Think of all the possibilities! Don’t let constraints come in the way! It is easy to blame the ecosystem, the lack of money, VCs, Angel Investors, etc,. This question is like asking Is it possible to climb Mt.Everest? Yes. It’s always possible. The key questions are what is required to make it happen? You need to be physically fit, you need to know the lay of the land, you need to have people who have knowledge and experience with doing it before, you need to have the right equipment, a timeline that is suitable and all other resources for such an expedition to succeed. You need to lay all of these in sequence and execute and in 18 months or so you may be on top of Mt.Everest. Constraint based thinking make us give up too soon when you lack one or more of things that are needed. Entrepreneurs use possibility based thinking to address and overcome these limitations one way or another. That’s the difference!

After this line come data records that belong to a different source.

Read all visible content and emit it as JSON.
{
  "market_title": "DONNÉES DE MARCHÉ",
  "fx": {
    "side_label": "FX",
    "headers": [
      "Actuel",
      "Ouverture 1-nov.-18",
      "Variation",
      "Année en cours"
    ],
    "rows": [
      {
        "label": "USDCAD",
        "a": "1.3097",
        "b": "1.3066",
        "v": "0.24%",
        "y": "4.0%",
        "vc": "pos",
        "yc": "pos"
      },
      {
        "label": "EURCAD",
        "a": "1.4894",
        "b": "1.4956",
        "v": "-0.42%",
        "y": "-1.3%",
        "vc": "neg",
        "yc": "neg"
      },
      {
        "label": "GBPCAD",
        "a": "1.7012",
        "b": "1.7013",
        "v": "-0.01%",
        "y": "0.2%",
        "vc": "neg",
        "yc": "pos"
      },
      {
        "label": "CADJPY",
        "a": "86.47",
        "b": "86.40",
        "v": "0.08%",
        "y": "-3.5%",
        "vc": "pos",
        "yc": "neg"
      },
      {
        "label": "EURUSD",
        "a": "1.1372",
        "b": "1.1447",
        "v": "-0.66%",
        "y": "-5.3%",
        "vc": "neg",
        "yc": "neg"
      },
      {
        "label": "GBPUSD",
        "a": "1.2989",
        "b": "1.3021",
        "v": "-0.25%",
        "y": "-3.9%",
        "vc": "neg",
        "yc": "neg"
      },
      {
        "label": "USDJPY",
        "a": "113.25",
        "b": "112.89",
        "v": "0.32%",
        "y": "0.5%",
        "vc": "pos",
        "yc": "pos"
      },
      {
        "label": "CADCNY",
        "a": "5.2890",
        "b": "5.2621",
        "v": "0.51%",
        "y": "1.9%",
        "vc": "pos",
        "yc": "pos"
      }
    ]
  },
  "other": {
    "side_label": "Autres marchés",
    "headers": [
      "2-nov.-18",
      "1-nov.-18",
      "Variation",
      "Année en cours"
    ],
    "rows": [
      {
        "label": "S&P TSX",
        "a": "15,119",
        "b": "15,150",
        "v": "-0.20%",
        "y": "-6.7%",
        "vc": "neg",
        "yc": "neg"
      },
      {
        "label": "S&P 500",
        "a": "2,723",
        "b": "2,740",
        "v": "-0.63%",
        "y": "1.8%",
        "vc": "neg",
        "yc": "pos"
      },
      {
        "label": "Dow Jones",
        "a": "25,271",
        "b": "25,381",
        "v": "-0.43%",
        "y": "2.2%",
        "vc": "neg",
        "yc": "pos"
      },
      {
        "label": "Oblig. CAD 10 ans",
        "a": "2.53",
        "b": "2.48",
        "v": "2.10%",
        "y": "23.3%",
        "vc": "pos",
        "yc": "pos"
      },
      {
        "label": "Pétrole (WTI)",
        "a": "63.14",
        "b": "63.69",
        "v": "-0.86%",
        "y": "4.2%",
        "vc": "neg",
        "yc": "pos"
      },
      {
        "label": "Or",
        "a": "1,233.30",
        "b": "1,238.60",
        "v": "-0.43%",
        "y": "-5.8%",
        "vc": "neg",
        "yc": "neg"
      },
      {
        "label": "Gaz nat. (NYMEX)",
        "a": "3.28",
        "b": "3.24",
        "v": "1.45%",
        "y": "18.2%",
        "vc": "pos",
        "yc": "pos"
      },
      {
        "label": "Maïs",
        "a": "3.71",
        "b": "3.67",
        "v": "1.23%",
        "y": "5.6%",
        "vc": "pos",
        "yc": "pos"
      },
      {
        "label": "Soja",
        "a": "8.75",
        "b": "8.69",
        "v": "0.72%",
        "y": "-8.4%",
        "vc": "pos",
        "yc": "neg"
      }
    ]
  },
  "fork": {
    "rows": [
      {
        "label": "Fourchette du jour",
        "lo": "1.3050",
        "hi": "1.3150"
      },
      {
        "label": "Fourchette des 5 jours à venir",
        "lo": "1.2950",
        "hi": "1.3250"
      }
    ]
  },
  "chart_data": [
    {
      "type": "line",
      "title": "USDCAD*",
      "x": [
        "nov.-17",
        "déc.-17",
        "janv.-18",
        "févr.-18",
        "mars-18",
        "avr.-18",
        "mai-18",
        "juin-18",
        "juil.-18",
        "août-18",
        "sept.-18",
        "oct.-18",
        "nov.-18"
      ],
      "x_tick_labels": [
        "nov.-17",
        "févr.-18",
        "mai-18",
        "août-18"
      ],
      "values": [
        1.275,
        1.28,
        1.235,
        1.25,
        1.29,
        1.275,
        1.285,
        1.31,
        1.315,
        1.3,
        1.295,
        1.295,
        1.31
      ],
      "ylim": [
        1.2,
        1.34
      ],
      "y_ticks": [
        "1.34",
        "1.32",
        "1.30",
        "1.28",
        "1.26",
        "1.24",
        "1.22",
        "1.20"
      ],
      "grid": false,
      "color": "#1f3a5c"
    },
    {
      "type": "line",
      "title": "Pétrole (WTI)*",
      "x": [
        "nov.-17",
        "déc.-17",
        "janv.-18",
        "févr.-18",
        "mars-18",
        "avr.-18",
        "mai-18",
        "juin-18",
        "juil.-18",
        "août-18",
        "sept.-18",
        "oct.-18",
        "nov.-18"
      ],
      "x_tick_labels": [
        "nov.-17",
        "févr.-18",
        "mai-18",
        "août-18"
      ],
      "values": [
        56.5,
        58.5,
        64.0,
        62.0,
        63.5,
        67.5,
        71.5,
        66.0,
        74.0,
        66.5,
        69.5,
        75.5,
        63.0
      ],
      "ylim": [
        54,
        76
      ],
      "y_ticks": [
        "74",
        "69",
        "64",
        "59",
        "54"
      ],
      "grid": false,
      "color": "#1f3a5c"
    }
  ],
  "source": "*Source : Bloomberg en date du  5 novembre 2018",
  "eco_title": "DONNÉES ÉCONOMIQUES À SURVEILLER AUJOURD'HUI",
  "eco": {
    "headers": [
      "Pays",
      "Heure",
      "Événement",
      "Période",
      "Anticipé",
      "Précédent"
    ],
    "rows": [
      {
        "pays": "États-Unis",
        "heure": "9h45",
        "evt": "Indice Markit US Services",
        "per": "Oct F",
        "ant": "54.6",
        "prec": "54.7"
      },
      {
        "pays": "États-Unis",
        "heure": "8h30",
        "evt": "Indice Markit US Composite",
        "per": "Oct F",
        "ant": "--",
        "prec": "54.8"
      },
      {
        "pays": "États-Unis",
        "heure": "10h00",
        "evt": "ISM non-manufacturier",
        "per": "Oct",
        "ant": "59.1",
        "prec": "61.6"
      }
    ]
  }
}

What’s your take on companies getting Mentors? When should they look for one?
Before answering this question it may be better to get some terminology defined correctly since people tend to use words rather interchangeably.
A Consultant is one you bring in to solve a transient, bounded problem. How do I put in an IT system? How do I do Risk Assessment? How do I design a compensation plan?
An Adviser has a longer term strategic and functional objective. What should my IT Strategy or technology be? How should I be doing my marketing?
A Mentor is a like a coach helping them become better.
When Krishna give Arjuna advice on how to kill Bheeshma, he’s an Adviser!
Before the battle, Arjuna asks Krishna how he could kill his cousins and grandparents in battle. He’s very conflicted about this. Krishna’s advice then is Mentoring!
It depends upon what the entrepreneur needs. Mentors are needed for high level coaching type of advice. Not for finding customers or helping with this or that. You need to be sure that the problem you have needs a Mentor, not an Adviser and definitely, not a Consultant!